Sexta, 26 Fevereiro 2021 19:53

TRT anula decisão de juíza e reintegra bancário do Bradesco demitido após cirurgia na pandemia

Olyntho Contente

Imprensa SeebRio

Uma aula sobre como deve ser exercida a justiça no Brasil, com base na lei e levando-se em conta a função social das empresas, sobretudo em situações de calamidade, como a que se vive hoje em todo o mundo, em função da pandemia do novo coronavírus e seus impactos sociais. Assim se pode qualificar a decisão da desembargadora Maria Helena Motta, do Tribunal Regional do Trabalho (TRT) da 1ª Região. A magistrada acolheu mandado de segurança, anulando, liminarmente, a decisão da juíza da 42ª Vara do Trabalho, Nelise Maria Behnken, que negou a reintegração do bancário Flávio Paes da Gama, apesar de ter sido demitido pelo Bradesco doente, de licença pelo INSS após cirurgia e durante a pandemia, rompendo o compromisso de não demissões neste período.

O mandado foi elaborado pela advogada Manuela Martins do Jurídico do Sindicato. A decisão da primeira instância foi tomada mesmo levando em consideração que Flávio trabalha há 30 anos no banco, sofre de síndrome do túnel do carpo, no pulso, doença causada pelas tarefas que desempenha, como admitiu o próprio Bradesco. É hipertenso e diabético tipo 2, fazendo parte do grupo de risco para agravamento da covid-19. Além disto, foi submetido a cirurgia em 11 de novembro último, tendo sido considerado inapto para o trabalho, estando em auxílio-doença pelo INSS, de 27 de outubro de 2020 a 31 de janeiro deste ano. Como a demissão ocorreu em 14 de outubro, foi ilegal.

“Nos termos da Súmula nº 371 do C. TST, a concessão de auxílio-doença no curso do aviso prévio faz com que os efeitos da dispensa somente se concretizem após expirado o benefício previdenciário. Ou seja, deveria ter sido suspensa sua dispensa até 31/01/2021 e, com a projeção do aviso prévio, o autor goza de estabilidade até 1º/05/2021. Nestes termos, por este fundamento, já é devida a reintegração”, frisou em seu despacho.

Cirurgia e pandemia

A desembargadora acrescentou que em face da cirurgia em novembro e estando em licença até 31 de janeiro, o bancário ainda não se encontra totalmente recuperado e, dificilmente, na pandemia, conseguiria novo emprego. “Analisando-se os interesses em conflito, há necessidade de proteção ao emprego de trabalhador que porta doença incapacitante e que trabalhou para a empresa por 30 anos; em detrimento do banco empregador que apenas quer exercitar o direito potestativo de resilir o contrato de trabalho. As empresas devem observar sua função social”, ressaltou.

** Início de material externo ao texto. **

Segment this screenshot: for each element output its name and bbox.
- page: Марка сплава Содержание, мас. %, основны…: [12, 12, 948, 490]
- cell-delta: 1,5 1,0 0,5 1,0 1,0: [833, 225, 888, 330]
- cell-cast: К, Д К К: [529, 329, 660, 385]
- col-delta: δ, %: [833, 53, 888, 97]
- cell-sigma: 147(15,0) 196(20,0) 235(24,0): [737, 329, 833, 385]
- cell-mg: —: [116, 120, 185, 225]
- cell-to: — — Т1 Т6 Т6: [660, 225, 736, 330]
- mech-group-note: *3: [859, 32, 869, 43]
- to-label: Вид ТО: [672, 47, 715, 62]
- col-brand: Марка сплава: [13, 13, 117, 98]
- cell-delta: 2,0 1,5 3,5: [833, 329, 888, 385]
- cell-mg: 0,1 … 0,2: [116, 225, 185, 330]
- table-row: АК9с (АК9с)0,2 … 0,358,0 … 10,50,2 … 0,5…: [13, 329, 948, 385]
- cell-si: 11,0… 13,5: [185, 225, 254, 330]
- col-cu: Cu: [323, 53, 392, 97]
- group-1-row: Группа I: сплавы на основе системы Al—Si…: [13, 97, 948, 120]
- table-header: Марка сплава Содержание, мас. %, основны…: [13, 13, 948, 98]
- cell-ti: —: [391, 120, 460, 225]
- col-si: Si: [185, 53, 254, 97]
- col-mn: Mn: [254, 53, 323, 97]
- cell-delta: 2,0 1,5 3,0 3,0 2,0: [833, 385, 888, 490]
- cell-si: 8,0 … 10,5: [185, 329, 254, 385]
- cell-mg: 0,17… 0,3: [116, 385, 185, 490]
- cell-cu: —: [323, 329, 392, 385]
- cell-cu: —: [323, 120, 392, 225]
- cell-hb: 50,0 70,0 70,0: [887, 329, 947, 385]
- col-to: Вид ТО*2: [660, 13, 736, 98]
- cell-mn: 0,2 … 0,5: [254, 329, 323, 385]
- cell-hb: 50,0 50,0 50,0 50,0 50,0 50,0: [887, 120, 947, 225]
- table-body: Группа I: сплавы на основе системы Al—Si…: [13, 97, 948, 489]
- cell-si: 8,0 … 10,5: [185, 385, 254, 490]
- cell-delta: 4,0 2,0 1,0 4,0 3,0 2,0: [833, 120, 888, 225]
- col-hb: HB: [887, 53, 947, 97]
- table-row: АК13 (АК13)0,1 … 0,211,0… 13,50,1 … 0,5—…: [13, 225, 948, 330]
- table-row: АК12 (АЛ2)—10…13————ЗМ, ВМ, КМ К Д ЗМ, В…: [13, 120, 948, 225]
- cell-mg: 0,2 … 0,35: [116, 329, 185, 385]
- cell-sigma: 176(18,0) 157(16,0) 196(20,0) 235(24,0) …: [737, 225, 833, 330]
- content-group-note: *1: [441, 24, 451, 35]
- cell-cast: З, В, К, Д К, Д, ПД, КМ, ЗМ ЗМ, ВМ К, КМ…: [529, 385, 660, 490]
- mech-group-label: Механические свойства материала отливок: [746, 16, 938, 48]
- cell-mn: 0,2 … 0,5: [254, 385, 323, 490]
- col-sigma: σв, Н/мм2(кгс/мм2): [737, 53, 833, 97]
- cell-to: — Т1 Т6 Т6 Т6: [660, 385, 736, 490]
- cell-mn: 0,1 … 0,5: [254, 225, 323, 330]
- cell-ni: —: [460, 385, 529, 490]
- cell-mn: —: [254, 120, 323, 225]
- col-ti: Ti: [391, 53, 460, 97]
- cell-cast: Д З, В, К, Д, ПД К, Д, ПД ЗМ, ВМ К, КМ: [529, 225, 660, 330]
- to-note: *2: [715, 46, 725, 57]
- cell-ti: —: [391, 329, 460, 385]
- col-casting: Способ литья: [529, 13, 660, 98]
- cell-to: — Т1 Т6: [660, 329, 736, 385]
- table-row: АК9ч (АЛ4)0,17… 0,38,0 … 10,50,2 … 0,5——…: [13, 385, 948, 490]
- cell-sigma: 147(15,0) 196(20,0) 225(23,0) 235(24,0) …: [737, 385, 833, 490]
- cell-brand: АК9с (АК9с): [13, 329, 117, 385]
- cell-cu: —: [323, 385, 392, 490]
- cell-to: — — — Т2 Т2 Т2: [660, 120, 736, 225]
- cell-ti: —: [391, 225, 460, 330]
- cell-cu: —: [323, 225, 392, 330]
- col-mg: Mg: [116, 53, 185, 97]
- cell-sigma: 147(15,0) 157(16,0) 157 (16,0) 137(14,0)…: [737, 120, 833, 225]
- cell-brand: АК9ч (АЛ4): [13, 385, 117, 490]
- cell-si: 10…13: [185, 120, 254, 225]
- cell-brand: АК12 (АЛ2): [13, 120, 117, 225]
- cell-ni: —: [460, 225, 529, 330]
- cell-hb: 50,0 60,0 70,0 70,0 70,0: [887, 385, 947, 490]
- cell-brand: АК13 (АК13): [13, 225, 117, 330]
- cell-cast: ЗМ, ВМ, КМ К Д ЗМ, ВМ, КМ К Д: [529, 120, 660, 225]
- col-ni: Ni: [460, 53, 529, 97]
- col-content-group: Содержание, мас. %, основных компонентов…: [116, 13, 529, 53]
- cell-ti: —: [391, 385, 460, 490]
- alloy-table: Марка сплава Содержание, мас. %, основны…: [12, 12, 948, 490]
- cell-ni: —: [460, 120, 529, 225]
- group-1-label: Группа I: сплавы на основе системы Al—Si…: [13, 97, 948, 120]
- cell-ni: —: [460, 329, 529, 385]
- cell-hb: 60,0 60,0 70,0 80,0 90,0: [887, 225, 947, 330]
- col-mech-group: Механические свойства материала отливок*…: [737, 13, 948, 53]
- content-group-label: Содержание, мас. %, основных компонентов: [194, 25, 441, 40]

A juíza negou também a reintegração com base no compromisso público (expressão que colocou entre aspas), assumido pelo banco com o Comando Nacional dos Bancários, e que passou a constar de normativo interno do Bradesco. A desembargadora frisou que “o Banco, de fato, assumiu compromisso de não efetuar dispensas de empregados por conta da crise causada pela pandemia de covid-19, o que vai ao encontro do que constatei em diversas ações (como por exemplo, MS-0103718-63.2020.5.01.0000), sobre essa mesma questão, nas quais aferi que no documento “Relatório de Capital Humano Bradesco- 2º Trimestre de 2020”, foi firmado o pacto de não efetuar dispensas, por conta da crise causada pelo covid-19”.

Princípios constitucionais

Citou a Constituição Federal para lembrar que diante do cenário devastador causado pela pandemia, em especial para a classe trabalhadora, assombrada pelo desemprego e a fome, há que se ressaltar que a livre iniciativa como princípio da ordem constitucional, vincula a ordem econômica à valorização do trabalho humano, de modo a assegurar a todos, existência digna, conforme os ditames constitucionais da justiça social.

E acrescentou: “A liberdade de iniciativa econômica privada, não é um cheque em branco para ignorar o bem comum e o abandono à própria sorte de trabalhadores que por longos anos colaboraram para o enriquecimento de seu empregador, valendo lembrar o ensinamento de José Afonso da Silva (in Curso de direito constitucional positivo. 11a ed. São Paulo: Saraiva, 1996, p. 726), a propósito de que essa garantia constitucional não se sobrepõe à realização da justiça social, ao proclamar que “É legítima, enquanto exercida no interesse da justiça social. Será ilegítima quando exercida com objetivo de puro lucro e realização pessoal do empresário”.